6. Some of the important items showing high negative growth during the current month over the same month in previous year include ‘Cable,Rubber Insulated’ [(-)82.0%,‘Sugar’ [(-)66.1%,‘Sponge Iron’ [(-)17.2%,‘Fruit Pulp’ [(-)22.4%,‘Three-Wheelers’ [(-)-29.4%,‘Di Ammonium Phosphate’ [(-)54.1%,‘Cement Machinery’ [(-)40.0% and ‘Colour TV Picture tubes’ [(-)79.7%.

7. Some of the other important items showing high positive growth are: ‘Aerated Waters & Soft Drinks’ (58.3%),‘Biaxially Oriented Polypropylene (BOPP)Film’ (35.1%),‘Petroleum Coke’ (70.8%) and ‘Woollen Carpets’ (61.5%).
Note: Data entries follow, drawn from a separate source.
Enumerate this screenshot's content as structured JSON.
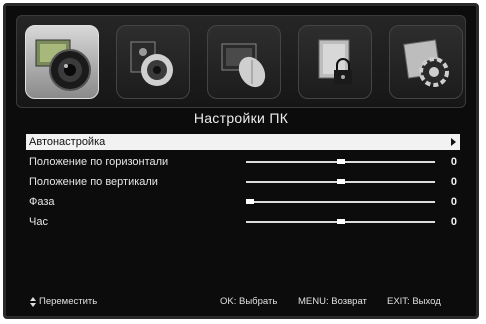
{
  "menu": {
    "title": "Настройки ПК",
    "tabs": [
      {
        "icon": "picture-icon",
        "selected": true
      },
      {
        "icon": "sound-icon",
        "selected": false
      },
      {
        "icon": "setup-icon",
        "selected": false
      },
      {
        "icon": "lock-icon",
        "selected": false
      },
      {
        "icon": "settings-gear-icon",
        "selected": false
      }
    ],
    "items": [
      {
        "label": "Автонастройка",
        "type": "submenu"
      },
      {
        "label": "Положение по горизонтали",
        "type": "slider",
        "value": "0",
        "level": 0.5
      },
      {
        "label": "Положение по вертикали",
        "type": "slider",
        "value": "0",
        "level": 0.5
      },
      {
        "label": "Фаза",
        "type": "slider",
        "value": "0",
        "level": 0.0
      },
      {
        "label": "Час",
        "type": "slider",
        "value": "0",
        "level": 0.5
      }
    ]
  },
  "footer": {
    "move": "Переместить",
    "ok": "OK: Выбрать",
    "menu": "MENU: Возврат",
    "exit": "EXIT: Выход"
  },
  "colors": {
    "screen_bg": "#0c0c0c",
    "highlight": "#f2f2f2",
    "text": "#e6e6e6"
  }
}
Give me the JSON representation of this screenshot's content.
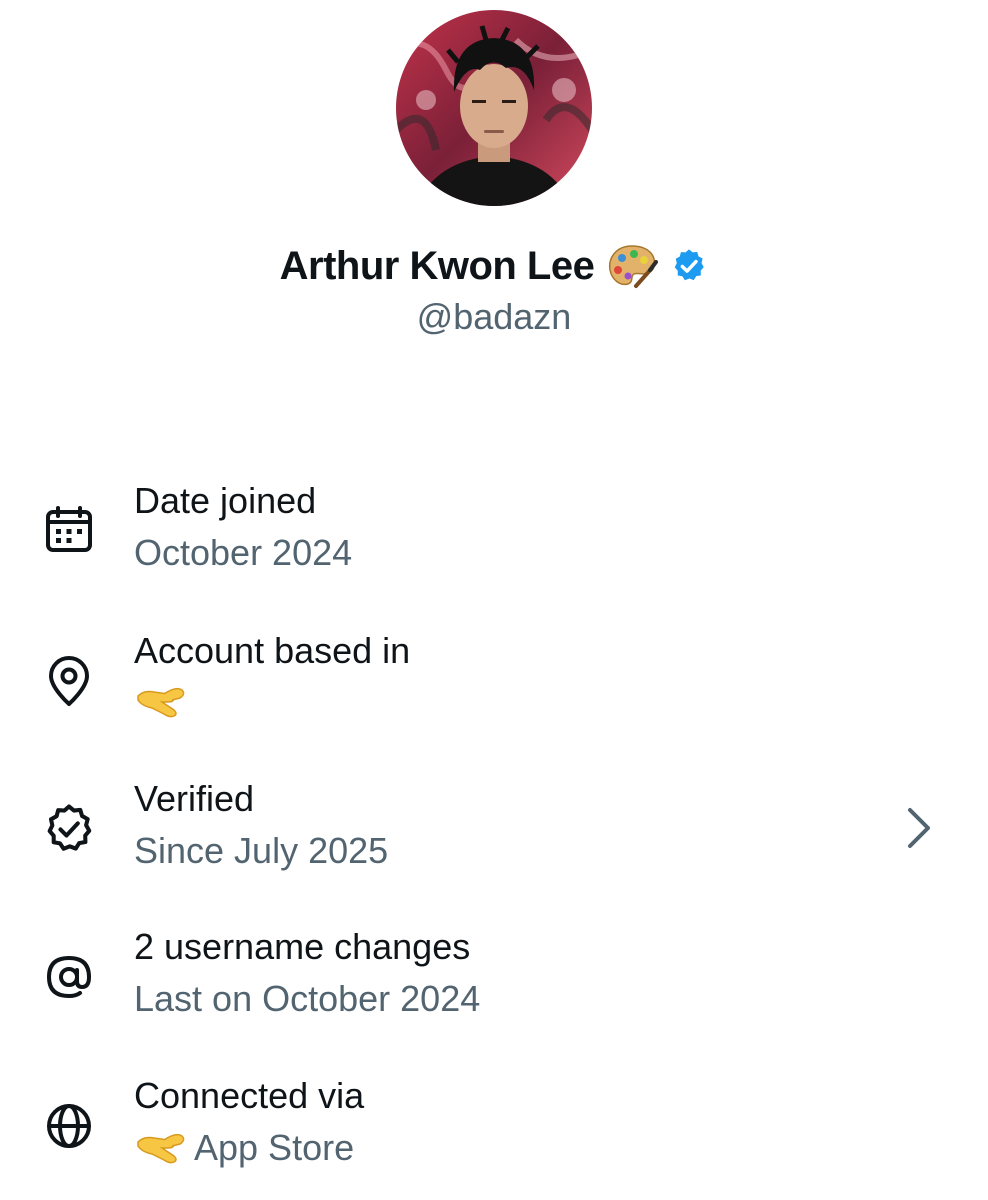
{
  "profile": {
    "display_name": "Arthur Kwon Lee",
    "handle": "@badazn",
    "name_emoji_icon": "artist-palette-icon",
    "verified_badge_icon": "verified-badge-icon",
    "verified_badge_color": "#1d9bf0"
  },
  "about": [
    {
      "title": "Date joined",
      "subtitle": "October 2024",
      "icon": "calendar-icon"
    },
    {
      "title": "Account based in",
      "subtitle": "",
      "subtitle_emoji": "pinching-hand-icon",
      "icon": "location-pin-icon"
    },
    {
      "title": "Verified",
      "subtitle": "Since July 2025",
      "icon": "verified-outline-icon",
      "has_chevron": true
    },
    {
      "title": "2 username changes",
      "subtitle": "Last on October 2024",
      "icon": "at-sign-icon"
    },
    {
      "title": "Connected via",
      "subtitle": "App Store",
      "subtitle_emoji": "pinching-hand-icon",
      "icon": "globe-icon"
    }
  ],
  "colors": {
    "primary_text": "#0f1419",
    "secondary_text": "#536471",
    "accent": "#1d9bf0"
  }
}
8. Along with the Q.E. of IIP for the month of June 2012,the indices for May 2012 have undergone the first revision and those for March 2012 have undergone the final revision in the light of the updated data received from the source agencies. It may be noted that these revised indices (first revision) in respect of May 2012 shall undergo final (second) revision along with the release of IIP for the month of August 2012.

9. Statements giving Quick Estimates of the Index of Industrial Production at Sectoral,2-digit level of National Industrial Classification (NIC-2004) and by Use-based classification for the month of June 2012,along with the growth rates over the corresponding month of previous year,including the cumulative indices and growth rates,are enclosed.